Enfin, le contentement des sens est omniprésent. Tahiti est décrite comme un paradis de beauté naturelle, de musique, et de chant. Le paysage est non seulement visuellement splendide mais aussi sensoriellement riche. La déesse Vénus, associée à l'hospitalité, renforce cette idée d'un lieu où chaque jouissance est une fête. Tous les éléments du jardin d'Eden sont présents, créant une vision trop belle pour être vraie, un mythe de paradis exotique. Bougainville semble prendre parti de tout ce qu'il y a de beau, rendant son récit presque incroyable par sa perfection.

 

Ainsi, Bougainville construit une vision de Tahiti comme un véritable jardin d'Eden, où l'harmonie, l'abondance naturelle, la santé et le contentement des sens forment un tout cohérent et séduisant.
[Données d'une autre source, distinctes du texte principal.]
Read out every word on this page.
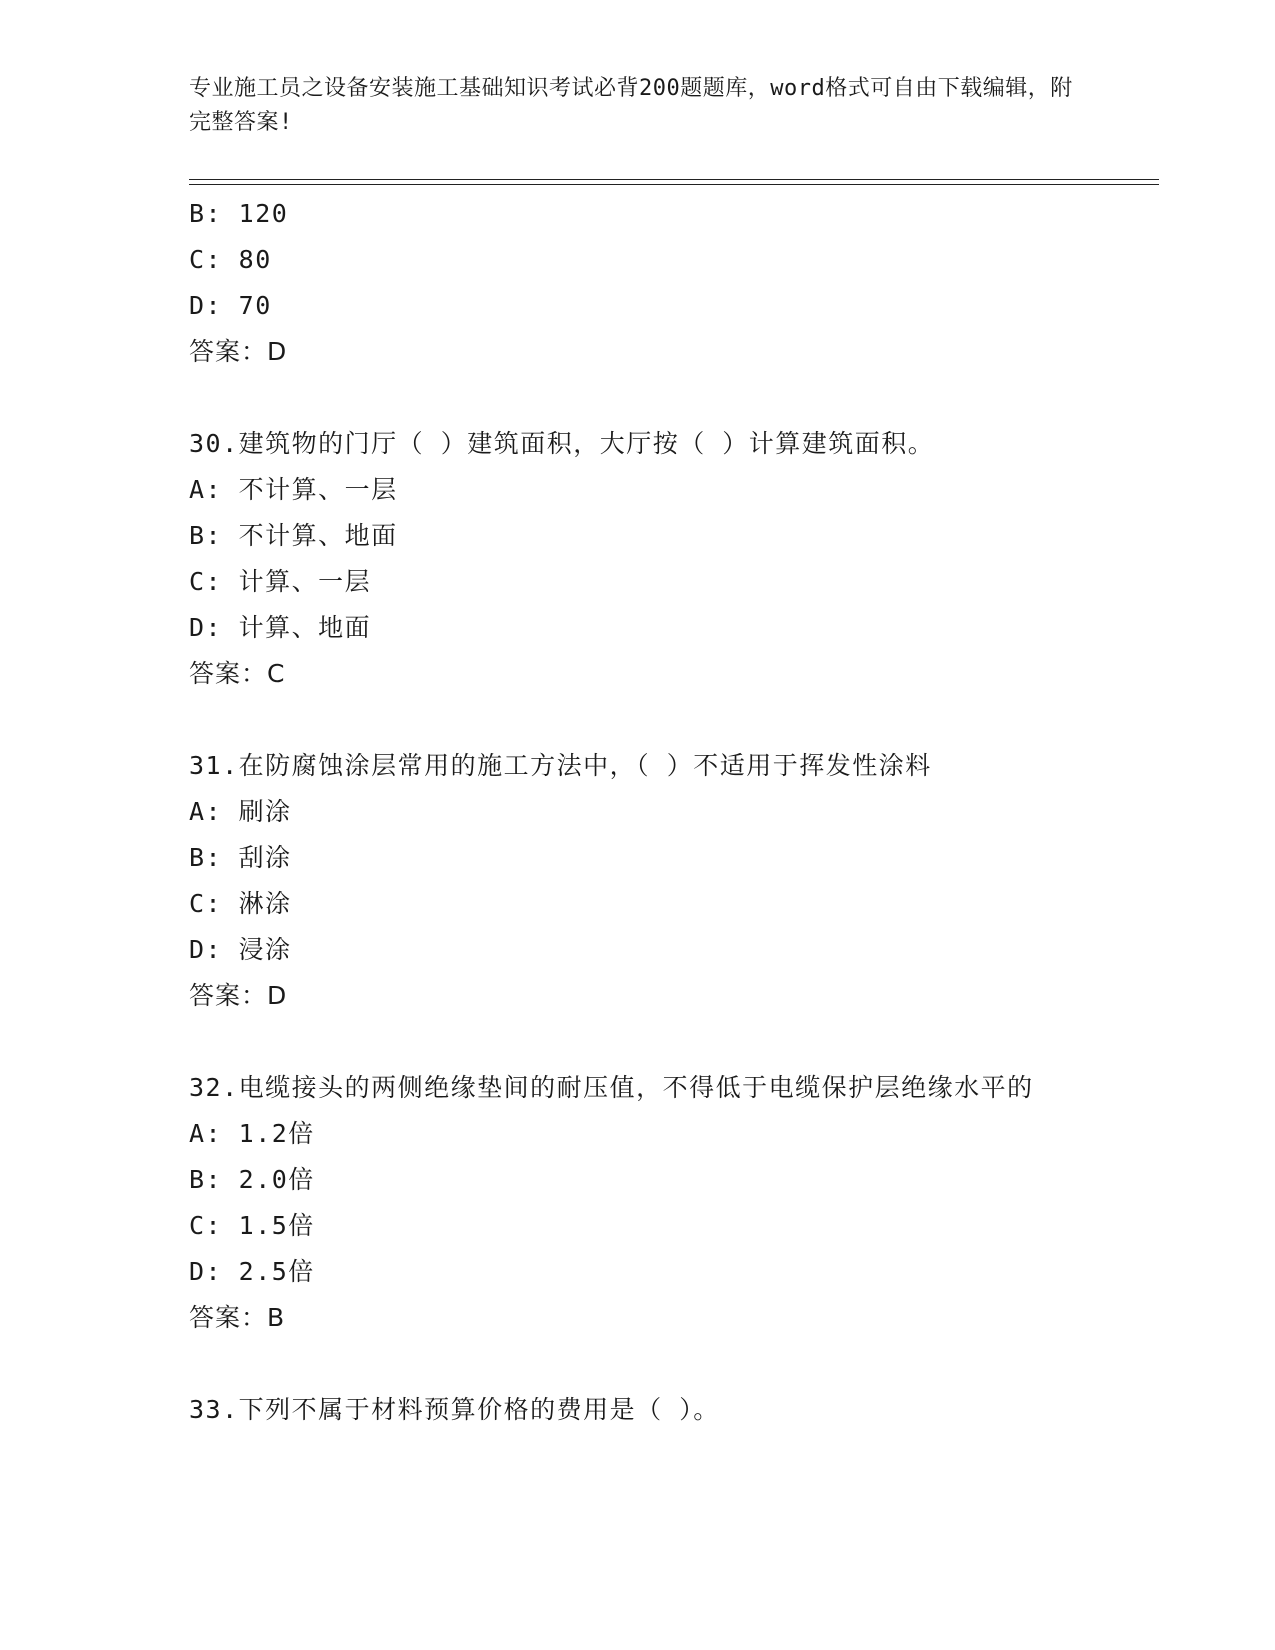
专业施工员之设备安装施工基础知识考试必背200题题库，word格式可自由下载编辑，附完整答案!
B: 120
C: 80
D: 70
答案：D
30.建筑物的门厅（ ）建筑面积，大厅按（ ）计算建筑面积。
A: 不计算、一层
B: 不计算、地面
C: 计算、一层
D: 计算、地面
答案：C
31.在防腐蚀涂层常用的施工方法中，（ ）不适用于挥发性涂料
A: 刷涂
B: 刮涂
C: 淋涂
D: 浸涂
答案：D
32.电缆接头的两侧绝缘垫间的耐压值，不得低于电缆保护层绝缘水平的
A: 1.2倍
B: 2.0倍
C: 1.5倍
D: 2.5倍
答案：B
33.下列不属于材料预算价格的费用是（ ）。
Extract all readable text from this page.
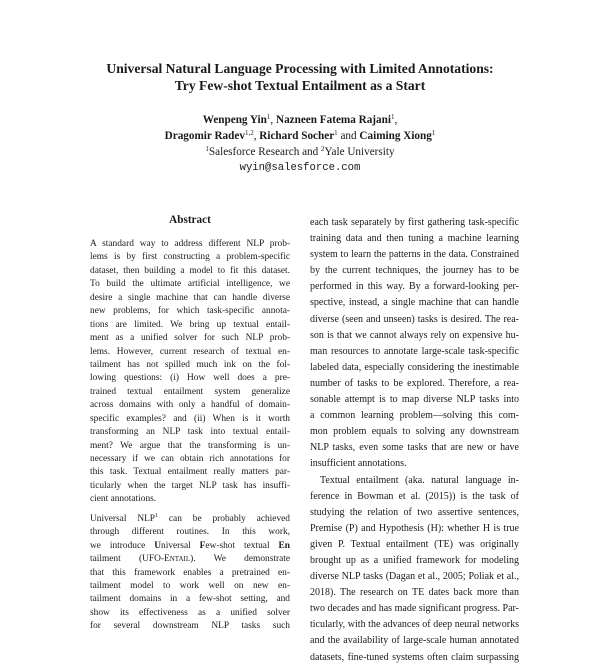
Universal Natural Language Processing with Limited Annotations:
Try Few-shot Textual Entailment as a Start
Wenpeng Yin$^1$, Nazneen Fatema Rajani$^1$,
Dragomir Radev$^{1,2}$, Richard Socher$^1$ and Caiming Xiong$^1$
$^1$Salesforce Research and $^2$Yale University
wyin@salesforce.com
Abstract
A standard way to address different NLP prob-
lems is by first constructing a problem-specific
dataset, then building a model to fit this dataset.
To build the ultimate artificial intelligence, we
desire a single machine that can handle diverse
new problems, for which task-specific annota-
tions are limited. We bring up textual entail-
ment as a unified solver for such NLP prob-
lems. However, current research of textual en-
tailment has not spilled much ink on the fol-
lowing questions: (i) How well does a pre-
trained textual entailment system generalize
across domains with only a handful of domain-
specific examples? and (ii) When is it worth
transforming an NLP task into textual entail-
ment? We argue that the transforming is un-
necessary if we can obtain rich annotations for
this task. Textual entailment really matters par-
ticularly when the target NLP task has insuffi-
cient annotations.
Universal NLP$^1$ can be probably achieved
through different routines. In this work,
we introduce Universal Few-shot textual En
tailment (UFO-Entail). We demonstrate
that this framework enables a pretrained en-
tailment model to work well on new en-
tailment domains in a few-shot setting, and
show its effectiveness as a unified solver
for several downstream NLP tasks such
each task separately by first gathering task-specific
training data and then tuning a machine learning
system to learn the patterns in the data. Constrained
by the current techniques, the journey has to be
performed in this way. By a forward-looking per-
spective, instead, a single machine that can handle
diverse (seen and unseen) tasks is desired. The rea-
son is that we cannot always rely on expensive hu-
man resources to annotate large-scale task-specific
labeled data, especially considering the inestimable
number of tasks to be explored. Therefore, a rea-
sonable attempt is to map diverse NLP tasks into
a common learning problem—solving this com-
mon problem equals to solving any downstream
NLP tasks, even some tasks that are new or have
insufficient annotations.
Textual entailment (aka. natural language in-
ference in Bowman et al. (2015)) is the task of
studying the relation of two assertive sentences,
Premise (P) and Hypothesis (H): whether H is true
given P. Textual entailment (TE) was originally
brought up as a unified framework for modeling
diverse NLP tasks (Dagan et al., 2005; Poliak et al.,
2018). The research on TE dates back more than
two decades and has made significant progress. Par-
ticularly, with the advances of deep neural networks
and the availability of large-scale human annotated
datasets, fine-tuned systems often claim surpassing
Cette vision idéalisée reflète à la fois une admiration sincère et une construction culturelle d'un paradis exotique.

 

III. Le mythe du paradis exotique

 

Dans son récit, Bougainville construit l'image d'un paradis exotique en mettant en avant une série d'éléments qui participent à la création de ce mythe.

 

Tout d'abord, Bougainville adopte un parti pris évident en faveur de la culture tahitienne. Le devoir hospitalier des Tahitiens est mis en avant, illustré par des gestes tels que l'offrande des jeunes filles aux invités. Le vocabulaire utilisé est fortement mélioratif : tout est décrit comme merveilleux, parfait, délicieux. Les habitants sont dépeints de manière extrêmement positive, notamment le vieillard vénérable, symbole de sagesse et de dignité. Les descriptions sont empreintes de termes tels que "hymne de jouissances", qui contribuent à magnifier l'expérience tahitienne. Implicitement, Bougainville semble comparer cette société idéale à l'Europe, en soulignant les qualités qui manquent à son propre continent.

 

La comparaison implicite entre Tahiti et l'Europe se fait souvent à travers une série de négations. Bougainville décrit les Tahitiens comme n'ayant "ni frayeur, ni étonnement", contrairement aux Européens, qui eux sont étonnés par un tel accueil. Le vieillard, par exemple, ne montre aucun des signes de vieillesse qu'on associerait à un homme de son âge en Europe. Cette absence de méfiance et cette hospitalité bienveillante sont en nette opposition avec la réalité européenne, marquée par la suspicion et une moins grande hospitalité. Le climat, aussi, est décrit de manière à faire ressortir les avantages de Tahiti par rapport à l'Europe.

 

Les références explicites à l'Europe renforcent encore cette comparaison. Bougainville remarque que "nos mœurs" européennes empêchent d'apprécier pleinement l'ouverture et la générosité des Tahitiens. La mention du vieillard qui s'inquiète de l'"arrivée d'une nouvelle race" soulève le poids des interactions coloniales. Cette observation critique met en lumière la possible attitude négative des Européens envers les Tahitiens et la perturbation qu'ils pourraient apporter à cette société harmonieuse.

 

Le mythe du bon sauvage, qui sera développé au XVIIIe siècle, est également présent dans la description de Bougainville. Les Tahitiens, vivant en harmonie avec la nature, incarnent ce mythe de bonheur naturel. Le vieillard, symbole de sagesse sans décrépitude, se distingue par son calme et son détachement. Son air rêveur et soucieux, mis en avant par une focalisation particulière, le place au-dessus des préoccupations matérielles et des agitations de ses contemporains. Cette représentation du vieillard renforce l'idée d'une société idéale, où l'âge et l'expérience apportent une sérénité inaccessible aux Européens.

 

En conclusion, Bougainville crée le mythe d'un paradis exotique à travers une série de descriptions idéalisées de Tahiti. Son récit met en avant l'hospitalité, la générosité, et la sagesse des Tahitiens, en contraste implicite et explicite avec les réalités européennes. Cette vision romantique et idéalisée contribue à forger l'image d'un Eden terrestre, habité par des "bons sauvages" vivant en parfaite harmonie avec la nature.